Rewriting the Narrative of Divorce
Entering uncharted territory leaves room for individual experience.
Posted Feb 02, 2016
While the old-style, adversarial divorce positioned marriage and divorce as opposite ends of the relationship spectrum, the truth is often a different story. As I've written about before, divorce allows some couples—my ex-husband and myself included—to get along better.
Increasingly, we're seeing stories of former couples who have restructured their relationship into something less intense and more functional. I really liked this article in The New York Times about former-weds living close together for their children, even in the same townhouse. The paper positioned these residential relationships as a “New York thing,” but people around the country are similarly choosing to stay close for their children’s sake, and their own.
No-fault law, now available in every state, created the opportunity for this shift in the "storyline" about divorce. No-fault enabled a couple to end a marriage without one partner having to prove the other had committed a legal or moral crime. Before no-fault, a merely unhappy couple had no real route out of marriage.

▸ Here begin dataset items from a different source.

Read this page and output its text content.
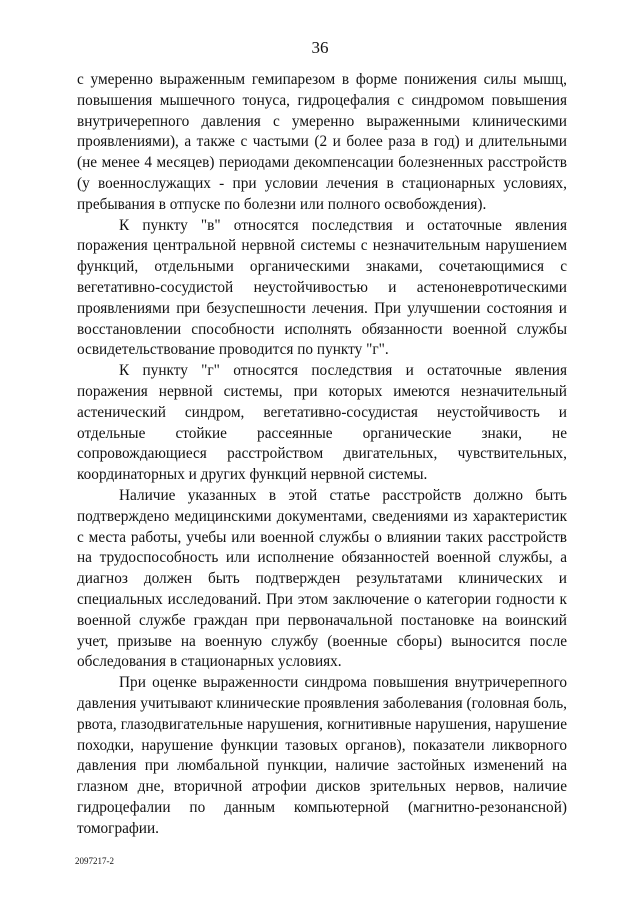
36

с умеренно выраженным гемипарезом в форме понижения силы мышц, повышения мышечного тонуса, гидроцефалия с синдромом повышения внутричерепного давления с умеренно выраженными клиническими проявлениями), а также с частыми (2 и более раза в год) и длительными (не менее 4 месяцев) периодами декомпенсации болезненных расстройств (у военнослужащих - при условии лечения в стационарных условиях, пребывания в отпуске по болезни или полного освобождения).

К пункту "в" относятся последствия и остаточные явления поражения центральной нервной системы с незначительным нарушением функций, отдельными органическими знаками, сочетающимися с вегетативно-сосудистой неустойчивостью и астеноневротическими проявлениями при безуспешности лечения. При улучшении состояния и восстановлении способности исполнять обязанности военной службы освидетельствование проводится по пункту "г".

К пункту "г" относятся последствия и остаточные явления поражения нервной системы, при которых имеются незначительный астенический синдром, вегетативно-сосудистая неустойчивость и отдельные стойкие рассеянные органические знаки, не сопровождающиеся расстройством двигательных, чувствительных, координаторных и других функций нервной системы.

Наличие указанных в этой статье расстройств должно быть подтверждено медицинскими документами, сведениями из характеристик с места работы, учебы или военной службы о влиянии таких расстройств на трудоспособность или исполнение обязанностей военной службы, а диагноз должен быть подтвержден результатами клинических и специальных исследований. При этом заключение о категории годности к военной службе граждан при первоначальной постановке на воинский учет, призыве на военную службу (военные сборы) выносится после обследования в стационарных условиях.

При оценке выраженности синдрома повышения внутричерепного давления учитывают клинические проявления заболевания (головная боль, рвота, глазодвигательные нарушения, когнитивные нарушения, нарушение походки, нарушение функции тазовых органов), показатели ликворного давления при люмбальной пункции, наличие застойных изменений на глазном дне, вторичной атрофии дисков зрительных нервов, наличие гидроцефалии по данным компьютерной (магнитно-резонансной) томографии.

2097217-2
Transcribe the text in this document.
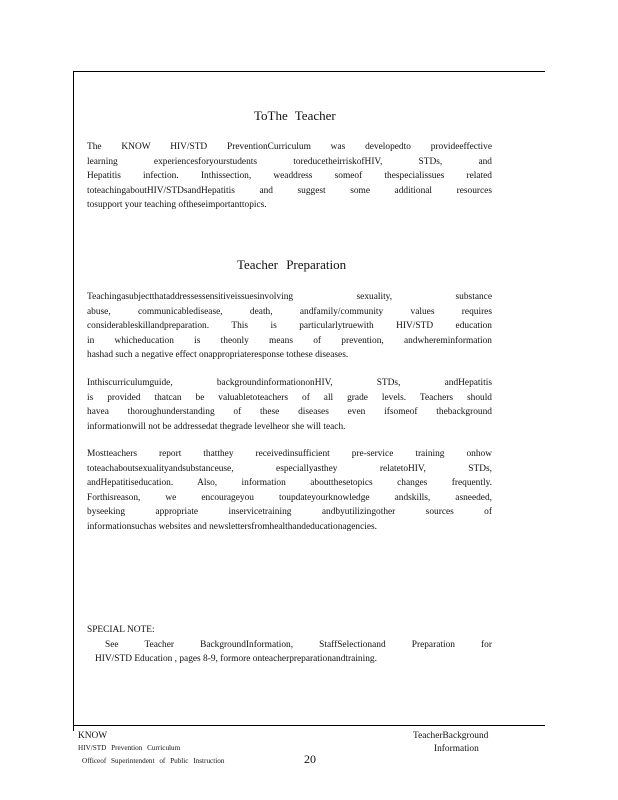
ToThe Teacher
The KNOW HIV/STD PreventionCurriculum was developedto provideeffective
learning experiencesforyourstudents toreducetheirriskofHIV, STDs, and
Hepatitis infection. Inthissection, weaddress someof thespecialissues related
toteachingaboutHIV/STDsandHepatitis and suggest some additional resources
tosupport your teaching oftheseimportanttopics.
Teacher Preparation
Teachingasubjectthataddressessensitiveissuesinvolving sexuality, substance
abuse, communicabledisease, death, andfamily/community values requires
considerableskillandpreparation. This is particularlytruewith HIV/STD education
in whicheducation is theonly means of prevention, andwhereminformation
hashad such a negative effect onappropriateresponse tothese diseases.
Inthiscurriculumguide, backgroundinformationonHIV, STDs, andHepatitis
is provided thatcan be valuabletoteachers of all grade levels. Teachers should
havea thoroughunderstanding of these diseases even ifsomeof thebackground
informationwill not be addressedat thegrade levelheor she will teach.
Mostteachers report thatthey receivedinsufficient pre-service training onhow
toteachaboutsexualityandsubstanceuse, especiallyasthey relatetoHIV, STDs,
andHepatitiseducation. Also, information aboutthesetopics changes frequently.
Forthisreason, we encourageyou toupdateyourknowledge andskills, asneeded,
byseeking appropriate inservicetraining andbyutilizingother sources of
informationsuchas websites and newslettersfromhealthandeducationagencies.
SPECIAL NOTE:
See Teacher BackgroundInformation, StaffSelectionand Preparation for
HIV/STD Education , pages 8-9, formore onteacherpreparationandtraining.
KNOW
HIV/STD Prevention Curriculum
Officeof Superintendent of Public Instruction
TeacherBackground
Information
20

In the middle of the twentieth century, couples began fabricating tales of vice in order to sue for divorce. Even manufacturing a hero/villain story can have a negative effect on the post-marriage relationship. The negative rumination required to remember it can create its own narrative arc, sending a potentially decent divorce down an expensive and unnecessarily painful path. Some people still do this, of course—exaggerating their spouse's evil-doing to justify the divorce to themselves or others. But the law no longer requires polarized position-taking.
No-fault gave rise to other forms of cooperative uncoupling, and in many ways opened space for mental health professionals to participate in the process—a huge benefit for divorcing couples and their kids.
Today, legal innovations continue to improve the divorce process. Collaborative law, for example, still somewhat new, is a legal approach in which both spouses hire a lawyer, but each lawyer signs a contract to settle the case out of court. "There’s been a movement to make divorce less contentious," says George Washington University law professor Naomi Cahn, co-author of Marriage Markets: How Inequality is Remaking the American Family. "In the past six years, a dozen states plus Washington D.C. have enacted the Uniform Collaborative Law act. It represents the use of collaborative law and an effort to standardized it. The fact that there is such a thing is pretty exciting.”
The Uniform Collaborative Law act is just one example of how the law increasingly supports today's good divorce, and is catching up with the reality of modern family life. As more divorcing and separating couples chose collaborative approaches to parting, we'll likely hear more stories of decent divorces, and happy, well-adjusted families—whatever the marital status of the parents.